El gobierno de Francia anunció la creación de siete nuevas reservas biológicas y la ampliación de otras dos, sumando 157.000 hectáreas bajo protección estricta.
La medida, presentada el 9 de junio por el Ministerio de Transición Ecológica, Biodiversidad y Negociaciones Internacionales sobre Clima y Naturaleza, responde al objetivo de colocar el 10% del territorio nacional bajo protección estricta antes de 2030.
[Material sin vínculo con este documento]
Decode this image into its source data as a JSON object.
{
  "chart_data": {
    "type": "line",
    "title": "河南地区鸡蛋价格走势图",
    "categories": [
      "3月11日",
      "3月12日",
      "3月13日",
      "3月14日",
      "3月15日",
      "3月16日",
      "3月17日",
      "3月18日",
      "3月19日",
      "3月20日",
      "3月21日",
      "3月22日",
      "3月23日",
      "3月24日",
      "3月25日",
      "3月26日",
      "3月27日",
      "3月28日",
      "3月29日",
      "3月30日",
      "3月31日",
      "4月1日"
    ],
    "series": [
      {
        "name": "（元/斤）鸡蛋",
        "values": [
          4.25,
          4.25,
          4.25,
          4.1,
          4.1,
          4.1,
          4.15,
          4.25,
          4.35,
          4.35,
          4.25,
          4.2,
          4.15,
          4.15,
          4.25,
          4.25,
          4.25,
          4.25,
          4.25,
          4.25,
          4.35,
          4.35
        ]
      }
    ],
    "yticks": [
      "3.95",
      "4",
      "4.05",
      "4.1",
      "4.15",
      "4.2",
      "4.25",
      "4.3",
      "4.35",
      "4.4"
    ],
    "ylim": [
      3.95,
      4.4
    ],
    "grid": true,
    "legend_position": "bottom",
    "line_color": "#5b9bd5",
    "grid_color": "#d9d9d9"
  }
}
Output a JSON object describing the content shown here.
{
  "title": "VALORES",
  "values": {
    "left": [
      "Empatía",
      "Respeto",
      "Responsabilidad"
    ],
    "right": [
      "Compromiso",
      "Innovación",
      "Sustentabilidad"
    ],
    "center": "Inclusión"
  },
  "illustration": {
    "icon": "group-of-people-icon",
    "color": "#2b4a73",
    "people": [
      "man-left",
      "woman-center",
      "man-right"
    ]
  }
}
La ministra Monique Barbut explicó que la política busca “menos presión sobre los entornos naturales y una protección más sólida de las especies y los hábitats”.
Distribución de las nuevas áreas
La mayoría de la superficie protegida se concentra en la Guayana Francesa, que aporta el 99,5% de las nuevas hectáreas. En la Francia metropolitana, las reservas suman menos de 1.000 hectáreas.
Con esta incorporación, Francia alcanza el 6,43% de su territorio bajo protección estricta, con un total de 276 reservas biológicas reconocidas. La meta es sumar 250.000 hectáreas adicionales antes de 2030, de las cuales 180.000 se ubicarían en Guayana Francesa.
Reservas destacadas
- Picos Rocosos de Armontabo (Guayana Francesa): la más extensa, con 156.290 hectáreas de selva tropical y picos graníticos.
- Bosque antiguo de Buronnières (Seine-et-Marne).
- Bosques de montaña de Bannes-Ravines (Vosgos).
- Masas forestales mediterráneas de Pas de la Lauze (Hérault).
- Bosques de alta montaña de Chamalière-Peyre-Ourse (Cantal).
- Áreas de gran valor ecológico como Chatte-Pendue (Bas-Rhin), Twins of Ornes y Vau des Loups (Meuse).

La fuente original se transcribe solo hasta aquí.